Взяли рыбу за плавник. Он оторвался. Все шагнули ближе к ухе.

— Нужно вылить в уху сто граммов водки, — сказал капитан. — Сто граммов на ведро. Это придает ухе особенный привкус.

Вылили водку в уху.

Принесли с парохода тарелки и ложки. Выловили рыбу из ведра, вывалили на блюдо. Нарезали репчатого луку. Уху сварили с луком, и еще каждый брал пястку мелко резанного луку и сыпал в уху.

Сели на бревна, на камни. Чествовали ловцов, уховаров, капитана, механика, корабельную повариху (она сервировала застолье на досках и камнях). Ели белую рыбу, облизывали пальчики, хлебали горячий навар. Клали ложки лишь для того, чтобы убить комара.

Трещал плавник в костре, редели сумерки белой ночи. Чайки торопили едоков тонкими криками. С ухою справились неожиданно скоро, и стало решительно нечего делать. Даже спать показалось грешно.
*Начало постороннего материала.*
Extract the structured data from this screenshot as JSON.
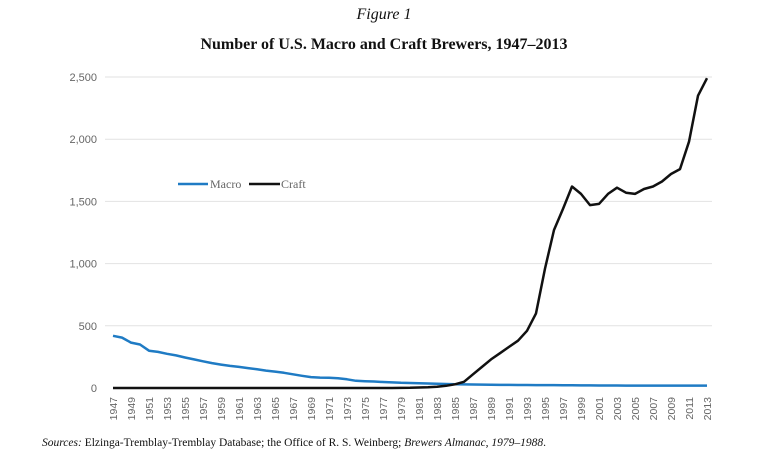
{
  "figure_label": "Figure 1",
  "sources_prefix": "Sources:",
  "sources_text": " Elzinga-Tremblay-Tremblay Database; the Office of R. S. Weinberg; ",
  "sources_italic": "Brewers Almanac, 1979–1988",
  "sources_suffix": ".",
  "chart_data": {
    "type": "line",
    "title": "Number of U.S. Macro and Craft Brewers, 1947–2013",
    "xlabel": "",
    "ylabel": "",
    "ylim": [
      0,
      2500
    ],
    "yticks": [
      "0",
      "500",
      "1,000",
      "1,500",
      "2,000",
      "2,500"
    ],
    "ytick_values": [
      0,
      500,
      1000,
      1500,
      2000,
      2500
    ],
    "grid": true,
    "legend": "upper-left, inside plot",
    "x": [
      1947,
      1948,
      1949,
      1950,
      1951,
      1952,
      1953,
      1954,
      1955,
      1956,
      1957,
      1958,
      1959,
      1960,
      1961,
      1962,
      1963,
      1964,
      1965,
      1966,
      1967,
      1968,
      1969,
      1970,
      1971,
      1972,
      1973,
      1974,
      1975,
      1976,
      1977,
      1978,
      1979,
      1980,
      1981,
      1982,
      1983,
      1984,
      1985,
      1986,
      1987,
      1988,
      1989,
      1990,
      1991,
      1992,
      1993,
      1994,
      1995,
      1996,
      1997,
      1998,
      1999,
      2000,
      2001,
      2002,
      2003,
      2004,
      2005,
      2006,
      2007,
      2008,
      2009,
      2010,
      2011,
      2012,
      2013
    ],
    "xtick_labels": [
      "1947",
      "1949",
      "1951",
      "1953",
      "1955",
      "1957",
      "1959",
      "1961",
      "1963",
      "1965",
      "1967",
      "1969",
      "1971",
      "1973",
      "1975",
      "1977",
      "1979",
      "1981",
      "1983",
      "1985",
      "1987",
      "1989",
      "1991",
      "1993",
      "1995",
      "1997",
      "1999",
      "2001",
      "2003",
      "2005",
      "2007",
      "2009",
      "2011",
      "2013"
    ],
    "series": [
      {
        "name": "Macro",
        "color": "#1f7bc4",
        "values": [
          420,
          405,
          365,
          350,
          300,
          290,
          275,
          262,
          245,
          230,
          215,
          200,
          188,
          178,
          170,
          160,
          150,
          140,
          132,
          122,
          110,
          98,
          88,
          84,
          82,
          78,
          70,
          58,
          55,
          52,
          48,
          45,
          42,
          40,
          38,
          36,
          34,
          32,
          30,
          29,
          28,
          27,
          26,
          25,
          25,
          24,
          24,
          23,
          23,
          23,
          22,
          22,
          21,
          21,
          20,
          20,
          20,
          19,
          19,
          19,
          19,
          19,
          19,
          19,
          19,
          19,
          19
        ]
      },
      {
        "name": "Craft",
        "color": "#111111",
        "values": [
          0,
          0,
          0,
          0,
          0,
          0,
          0,
          0,
          0,
          0,
          0,
          0,
          0,
          0,
          0,
          0,
          0,
          0,
          0,
          0,
          0,
          0,
          0,
          0,
          0,
          0,
          0,
          0,
          0,
          0,
          0,
          0,
          1,
          2,
          4,
          6,
          10,
          18,
          30,
          50,
          110,
          170,
          230,
          280,
          330,
          380,
          460,
          600,
          960,
          1270,
          1440,
          1620,
          1560,
          1470,
          1480,
          1560,
          1610,
          1570,
          1560,
          1600,
          1620,
          1660,
          1720,
          1760,
          1980,
          2350,
          2490
        ]
      }
    ]
  }
}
Вот разве что половить рыбу — для следующей ухи.

Нежность

— Ты грести умеешь? — спросил механик, чернявый, жилистый, нос с горбинкой, смуглая кожа — не только от солнца и ветра, еще от горячего дыхания дизелей, от железного пекла. Иронические складки у краев подвижного рта, острый кадык, большая фуражка.

— Умею.

— А силенки хватит?

— Найдется немножко.

— У творческих работников вообще силы мало. У них вся сила уходит на это самое... На нашем пароходе артисты плавают. Мы знаем... — Механик улыбается с потаенным значением, пристально, остро глядит на меня.

— Не торопитесь. Гребите нежно, — советует капитан.

У капитана русые кудри, седые пряди, голубые глаза. Капитан высок, худощав. Он родом из Беломорска. Жил в Ленинграде. Работал на перегонах, ходил на самоходках и лихтерах.

— Гребите нежнее...

Надо вспомнить, что значит нежность.

Север. Белая ночь. Предутренний ветер. Мелкая волна.

Нежность — женского рода. И лодка женского рода. Но, будучи склепана из листов металла, она утратила женственность...

— Гребите нежнее, — просит меня капитан.

Грубое дело — гребля на алюминиевой лодке при свежем ветре — требует нежного исполнения. Тогда поймается рыба.